- Universal Information Crawler is a medium between data gathering, data processing and data visualization.
The version 0.5 and 0.6 are still a python based crawler. The uicralwer 0.5 has been replaced with Harvestman Crawler which has many more features then 0.5 uicrawler.
- The new development is happening in trunk branch and UICrawler is now becoming a new project that allows you to easily manage and transfer data from one source to another.
- Import a svn copy:
svn co https://uicrawler.svn.sourceforge.net/svnroot/uicrawler/trunk/
- Get the code using rsync
rsync -av uicrawler.svn.sourceforge.net::svn/uicrawler/trunk/* .

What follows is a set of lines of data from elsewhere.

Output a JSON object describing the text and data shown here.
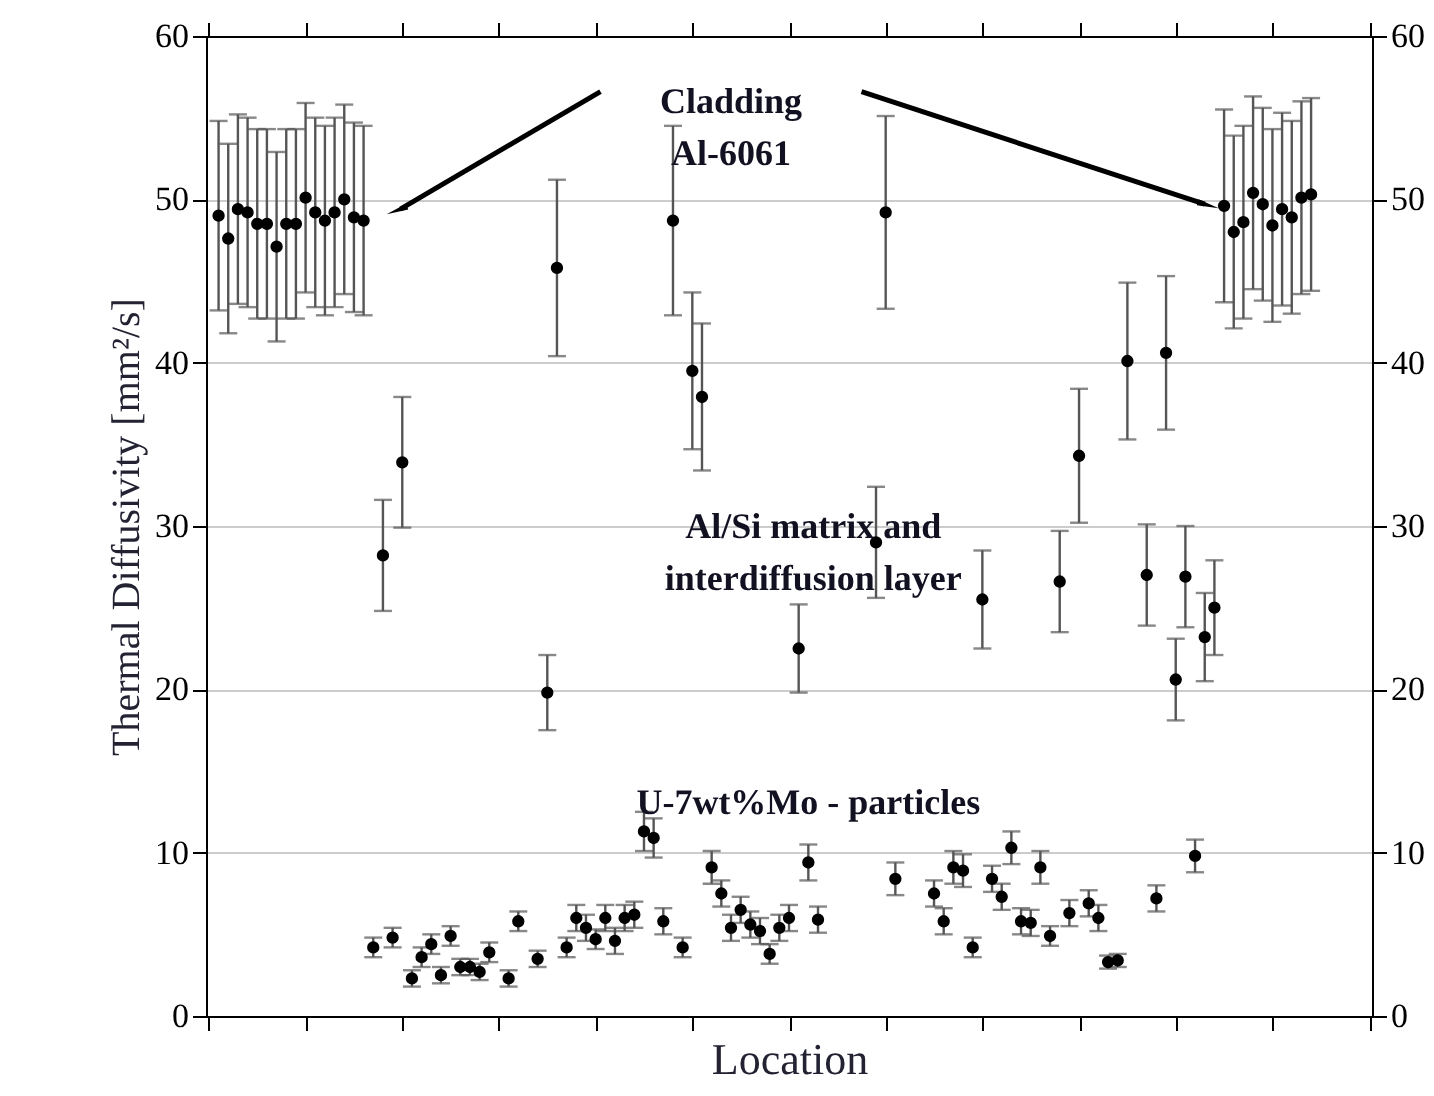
{
  "chart_data": {
    "type": "scatter",
    "xlabel": "Location",
    "ylabel": "Thermal Diffusivity [mm²/s]",
    "categories": [
      null,
      null,
      null,
      null,
      null,
      null,
      null,
      null,
      null,
      null,
      null,
      null,
      null,
      null,
      null,
      null,
      null,
      null,
      null,
      null,
      null,
      null,
      null,
      null,
      null,
      null,
      null,
      null,
      null,
      null,
      null,
      null,
      null,
      null,
      null,
      null,
      null,
      null,
      null,
      null,
      null,
      null,
      null,
      null,
      null,
      null,
      null,
      null,
      null,
      null,
      null,
      null,
      null,
      null,
      null,
      null,
      null,
      null,
      null,
      null,
      null,
      null,
      null,
      null,
      null,
      null,
      null,
      null,
      null,
      null,
      null,
      null,
      null,
      null,
      null,
      null,
      null,
      null,
      null,
      null,
      null,
      null,
      null,
      null,
      null,
      null,
      null,
      null,
      null,
      null,
      null,
      null,
      null,
      null,
      null,
      null,
      null,
      null,
      null,
      null,
      null,
      null,
      null,
      null,
      null,
      null,
      null,
      null,
      null,
      null,
      null,
      null,
      null,
      null,
      null,
      null,
      null,
      null,
      null,
      null,
      null
    ],
    "series": [
      {
        "color": "#000000",
        "values": [
          null,
          49.0,
          47.6,
          49.4,
          49.2,
          48.5,
          48.5,
          47.1,
          48.5,
          48.5,
          50.1,
          49.2,
          48.7,
          49.2,
          50.0,
          48.9,
          48.7,
          4.2,
          28.2,
          4.8,
          33.9,
          2.3,
          3.6,
          4.4,
          2.5,
          4.9,
          3.0,
          3.0,
          2.7,
          3.9,
          null,
          2.3,
          5.8,
          null,
          3.5,
          19.8,
          45.8,
          4.2,
          6.0,
          5.4,
          4.7,
          6.0,
          4.6,
          6.0,
          6.2,
          11.3,
          10.9,
          5.8,
          48.7,
          4.2,
          39.5,
          37.9,
          9.1,
          7.5,
          5.4,
          6.5,
          5.6,
          5.2,
          3.8,
          5.4,
          6.0,
          22.5,
          9.4,
          5.9,
          null,
          null,
          null,
          null,
          null,
          29.0,
          49.2,
          8.4,
          null,
          null,
          null,
          7.5,
          5.8,
          9.1,
          8.9,
          4.2,
          25.5,
          8.4,
          7.3,
          10.3,
          5.8,
          5.7,
          9.1,
          4.9,
          26.6,
          6.3,
          34.3,
          6.9,
          6.0,
          3.3,
          3.4,
          40.1,
          null,
          27.0,
          7.2,
          40.6,
          20.6,
          26.9,
          9.8,
          23.2,
          25.0,
          49.6,
          48.0,
          48.6,
          50.4,
          49.7,
          48.4,
          49.4,
          48.9,
          50.1,
          50.3,
          null,
          null,
          null,
          null,
          null,
          null
        ],
        "errors": [
          null,
          5.8,
          5.8,
          5.8,
          5.8,
          5.8,
          5.8,
          5.8,
          5.8,
          5.8,
          5.8,
          5.8,
          5.8,
          5.8,
          5.8,
          5.8,
          5.8,
          0.6,
          3.4,
          0.6,
          4.0,
          0.5,
          0.6,
          0.6,
          0.5,
          0.6,
          0.5,
          0.5,
          0.5,
          0.6,
          null,
          0.5,
          0.6,
          null,
          0.5,
          2.3,
          5.4,
          0.6,
          0.8,
          0.8,
          0.6,
          0.8,
          0.8,
          0.8,
          0.8,
          1.2,
          1.2,
          0.8,
          5.8,
          0.6,
          4.8,
          4.5,
          1.0,
          0.8,
          0.8,
          0.8,
          0.8,
          0.8,
          0.6,
          0.8,
          0.8,
          2.7,
          1.1,
          0.8,
          null,
          null,
          null,
          null,
          null,
          3.4,
          5.9,
          1.0,
          null,
          null,
          null,
          0.8,
          0.8,
          1.0,
          1.0,
          0.6,
          3.0,
          0.8,
          0.8,
          1.0,
          0.8,
          0.8,
          1.0,
          0.6,
          3.1,
          0.8,
          4.1,
          0.8,
          0.8,
          0.4,
          0.4,
          4.8,
          null,
          3.1,
          0.8,
          4.7,
          2.5,
          3.1,
          1.0,
          2.7,
          2.9,
          5.9,
          5.9,
          5.9,
          5.9,
          5.9,
          5.9,
          5.9,
          5.9,
          5.9,
          5.9,
          null,
          null,
          null,
          null,
          null,
          null
        ]
      }
    ],
    "ylim": [
      0,
      60
    ],
    "yticks": [
      0,
      10,
      20,
      30,
      40,
      50,
      60
    ],
    "y2lim": [
      0,
      60
    ],
    "y2ticks": [
      0,
      10,
      20,
      30,
      40,
      50,
      60
    ],
    "tick_labels": "y",
    "grid": "y",
    "marker": "circle",
    "annotations": [
      "Cladding\nAl-6061",
      "Al/Si matrix and\ninterdiffusion layer",
      "U-7wt%Mo - particles"
    ]
  }
}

- Issue this command to install the program
python setup.py install
- To see if your template got installed run this command:
paster create --list-templates
- You should see uicrawler as one of them
uicrawler: Template for creating basic datamining, crawling,converting package.
- Start your new project:
paster create -t 'uicrawler'
- After you answer all questions you should see file structure like this:
- I called my project somedata.
somedata |-- __init__.py |-- somedata | |-- Convert | | `-- mydata.txt | |-- HDF5 | |-- RoughData | | |-- download.sh | | `-- download_list.txt | |-- __init__.py | `-- model | `-- model.template |-- somedata.egg-info | |-- PKG-INFO | |-- SOURCES.txt | |-- dependency_links.txt | |-- entry_points.txt | |-- not-zip-safe | |-- paster_plugins.txt | `-- top_level.txt |-- setup.cfg `-- setup.py
- In Convert folder you will find a sample file where you can write your convert script
- In model you can write your file deffinition using sqlalchemy.
- in data you download the actual data.